Since the medium of film moved from manually operated eye-hole projection machines onto the proverbial “big screen” in the 1920s, it appeared as though the evolution of its format had stagnated and flattened to a plateau. The advances in streaming services and download technology in recent years, though, have reopened the can of cinematic worms and made the debate pertinent once again. So, what is the best way to consume movie-media now, and what will it be in the future?
Like Jonah Hill’s suit measurements, the direction in which Film is headed seems to change every five minutes. There are three main ways in which it is evolving rapidly: distribution, marketing, and format (although the digital revolution has rendered this last one not much more of a historical debate).
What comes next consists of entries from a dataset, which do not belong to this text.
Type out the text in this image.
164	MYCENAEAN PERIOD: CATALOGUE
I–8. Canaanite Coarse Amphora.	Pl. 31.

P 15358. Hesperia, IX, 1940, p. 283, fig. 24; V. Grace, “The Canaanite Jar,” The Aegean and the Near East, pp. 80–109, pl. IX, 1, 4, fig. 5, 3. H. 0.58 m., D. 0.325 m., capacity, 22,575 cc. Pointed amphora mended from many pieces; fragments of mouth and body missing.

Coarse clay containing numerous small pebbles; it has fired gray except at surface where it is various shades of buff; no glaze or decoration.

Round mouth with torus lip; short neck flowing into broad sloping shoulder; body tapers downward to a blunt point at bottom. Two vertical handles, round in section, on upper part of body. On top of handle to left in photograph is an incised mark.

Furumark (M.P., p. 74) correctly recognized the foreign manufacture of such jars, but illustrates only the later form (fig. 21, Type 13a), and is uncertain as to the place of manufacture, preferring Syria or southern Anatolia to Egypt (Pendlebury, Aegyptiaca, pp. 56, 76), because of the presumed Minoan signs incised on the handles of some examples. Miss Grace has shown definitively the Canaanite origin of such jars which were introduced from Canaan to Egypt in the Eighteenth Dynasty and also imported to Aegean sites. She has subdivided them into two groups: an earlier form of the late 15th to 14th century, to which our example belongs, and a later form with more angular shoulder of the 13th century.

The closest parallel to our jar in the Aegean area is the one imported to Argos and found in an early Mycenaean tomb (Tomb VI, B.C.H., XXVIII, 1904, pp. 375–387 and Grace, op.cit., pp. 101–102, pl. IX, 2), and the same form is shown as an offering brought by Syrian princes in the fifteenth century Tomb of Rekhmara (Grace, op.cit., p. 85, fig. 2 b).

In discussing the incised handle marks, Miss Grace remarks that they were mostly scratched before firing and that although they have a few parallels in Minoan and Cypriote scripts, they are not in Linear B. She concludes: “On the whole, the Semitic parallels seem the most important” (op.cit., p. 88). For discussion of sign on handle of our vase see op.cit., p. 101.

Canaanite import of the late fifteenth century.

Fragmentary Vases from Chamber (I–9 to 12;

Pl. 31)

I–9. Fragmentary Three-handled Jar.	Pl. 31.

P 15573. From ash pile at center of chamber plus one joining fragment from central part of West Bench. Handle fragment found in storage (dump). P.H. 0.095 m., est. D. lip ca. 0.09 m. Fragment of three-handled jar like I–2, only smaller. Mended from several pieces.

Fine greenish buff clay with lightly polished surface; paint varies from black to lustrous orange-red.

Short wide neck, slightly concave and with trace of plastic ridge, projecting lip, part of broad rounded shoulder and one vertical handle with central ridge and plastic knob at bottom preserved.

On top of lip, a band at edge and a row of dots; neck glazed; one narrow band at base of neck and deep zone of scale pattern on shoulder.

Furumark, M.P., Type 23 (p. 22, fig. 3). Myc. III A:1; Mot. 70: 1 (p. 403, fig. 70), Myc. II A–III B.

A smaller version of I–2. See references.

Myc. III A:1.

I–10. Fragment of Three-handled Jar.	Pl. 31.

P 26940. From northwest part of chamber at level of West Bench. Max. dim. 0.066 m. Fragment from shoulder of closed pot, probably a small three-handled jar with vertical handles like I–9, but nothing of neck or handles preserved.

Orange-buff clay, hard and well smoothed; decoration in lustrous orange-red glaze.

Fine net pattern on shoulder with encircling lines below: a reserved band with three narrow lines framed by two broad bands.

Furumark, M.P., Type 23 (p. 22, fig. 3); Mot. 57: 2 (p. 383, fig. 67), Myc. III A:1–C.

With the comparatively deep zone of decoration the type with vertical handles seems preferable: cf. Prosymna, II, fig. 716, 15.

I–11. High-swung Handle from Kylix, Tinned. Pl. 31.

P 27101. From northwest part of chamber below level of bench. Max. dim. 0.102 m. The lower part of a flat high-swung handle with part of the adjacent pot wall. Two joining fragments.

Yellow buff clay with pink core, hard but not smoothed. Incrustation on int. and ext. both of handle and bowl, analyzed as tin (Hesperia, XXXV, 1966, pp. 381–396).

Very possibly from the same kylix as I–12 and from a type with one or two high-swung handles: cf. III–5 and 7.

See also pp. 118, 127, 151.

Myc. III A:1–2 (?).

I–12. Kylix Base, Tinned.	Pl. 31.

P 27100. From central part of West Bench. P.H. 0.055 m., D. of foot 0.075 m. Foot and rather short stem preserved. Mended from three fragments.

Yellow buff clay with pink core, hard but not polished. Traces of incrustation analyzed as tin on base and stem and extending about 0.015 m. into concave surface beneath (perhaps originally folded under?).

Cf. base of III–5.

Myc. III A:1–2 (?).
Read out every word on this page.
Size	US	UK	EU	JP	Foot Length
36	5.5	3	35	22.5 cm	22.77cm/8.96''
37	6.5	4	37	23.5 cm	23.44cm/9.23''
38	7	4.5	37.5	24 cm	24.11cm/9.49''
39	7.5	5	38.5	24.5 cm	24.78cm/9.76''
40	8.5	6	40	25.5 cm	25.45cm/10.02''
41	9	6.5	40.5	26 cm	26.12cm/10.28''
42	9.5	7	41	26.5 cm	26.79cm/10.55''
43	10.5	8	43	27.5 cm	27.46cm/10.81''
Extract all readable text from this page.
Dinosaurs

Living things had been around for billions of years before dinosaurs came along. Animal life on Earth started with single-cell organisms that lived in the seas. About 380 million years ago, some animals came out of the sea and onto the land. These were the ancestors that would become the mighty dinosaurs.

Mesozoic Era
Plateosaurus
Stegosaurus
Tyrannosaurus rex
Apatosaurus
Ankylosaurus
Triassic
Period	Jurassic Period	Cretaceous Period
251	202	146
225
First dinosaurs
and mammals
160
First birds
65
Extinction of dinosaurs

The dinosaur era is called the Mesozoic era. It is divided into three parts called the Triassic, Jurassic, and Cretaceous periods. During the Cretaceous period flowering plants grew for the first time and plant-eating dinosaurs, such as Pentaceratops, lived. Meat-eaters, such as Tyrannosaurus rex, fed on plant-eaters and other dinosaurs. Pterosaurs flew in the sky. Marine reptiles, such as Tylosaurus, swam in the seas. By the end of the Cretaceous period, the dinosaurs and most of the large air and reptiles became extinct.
Let us look at how films are being distributed first of all. Everyone’s familiar with the route over the last 20 years of VHS Video tape to DVD to Digital download in terms of the “home-viewing experience”, but now the line between initial release and home-viewing has become blurred. With the advent of Netflix (and online pirating if we’re being totally honest), actual cinema visits represent a much smaller proportion of people’s viewing habits, even for new-release films. People can find films online within days of their being released in theatres, via legal or illegal methods. Obviously the internet in general poses a threat to cinemas because of the various distractions available, but even in terms of film it seems to be beating the Multiplexes at their own game. This has been recognised and addressed by studios in the new avenues they pursue to advertise their films, and I’ll come onto that later, but it seems as though the traditional cinema release is a fast-fading medium.
Independent theatres are closing down all over the country, but a spark of light for them (in an otherwise gloomy descent towards the same fate as the high street) is that people still value the appropriately “cinematic” feel of seeing films on the big screen. It’s not just about viewing the latest blockbuster, it’s an experience; a social gathering; a pastime to be preserved. That’s a cherished connotation of cinemas that will never die out in the public, so there may yet be hope.
The recent news that Netflix will be simultaneously streaming the release of the latest Crouching Tiger, Hidden Dragon sequel, however, is fairly indicative of the direction in which film is headed. The seemingly ubiquitous paid streaming service has already demonstrated its ability to create excellent original television (such as the Emmy-winning Orange Is The New Black and House of Cards) so there’s nothing to suggest it won’t be producing high-calibre films and releasing them by their own accord in years to come. It might not even be the only on-demand viewing platform; what is currently the competition, could have competition itself. As streaming services grow, so will their budgets. A fiscally powerful company that incorporates its own production centre, studio, and distribution service, all rolled into one media behemoth. That sounds like formidable competition to me. It remains to be seen whether the cinemas can survive, let alone compete.
So, if you can’t beat the internet, why not join it? This has increasingly been the mantra of studios for the last few years, utilizing every possible new form of marketing in the hopes that audiences will be drawn away from the warmth of their bedroom and into the all-pervasive nacho-aroma of the cinema. From self-aware Youtube adverts that implore the audience to “not skip”, to the advent of “roadside digital screens” (movie posters that talk: coming to a Bus near you) it appears that no potential marketing space will be left un-pillaged in the studios’ attempts to ensure you see their film in theatres.
Insultingly (given its importance to the future of film) this final portion comes almost as an appendage to the other technological advances I’ve discussed, but it’s especially critical to the passionate film-buff, if not the average public consumer: is the print form dead? In short, no. Since the late 1980s, studios began to shoot on digital cameras as opposed to actual film (the endless projection reels that have become synonymous with cinema). It’s a cheaper and more efficient way of doing things, but it loses some of the aesthetic qualities you get with non-digital projections. While films such as The Master are notable for their singularity in terms of modern films being released on 70mm print, there is a select group of filmmakers (including Tarantino, J.J. Abrams and Christopher Nolan) who remain keen to ensure that the digital way does not become the only way. Nolan’s own Interstellar, due to be released next month, was shot on film and will be projected on both 70mm and 35mm formats in an effort to preserve the endangered style.
In reality there are countless other ways in which the Silver Screen is undergoing a facelift, such as funding through crowdsources like Kickstarter, filming on 48 frames per second instead of 24 FPS, and many more. What is clear, though, is that so long as the viewing public hold dear those childhood memories of cinematic magic, then the medium will stave off the online competition and refuse to be confined to the annals of history. I hope it succeeds in doing just that.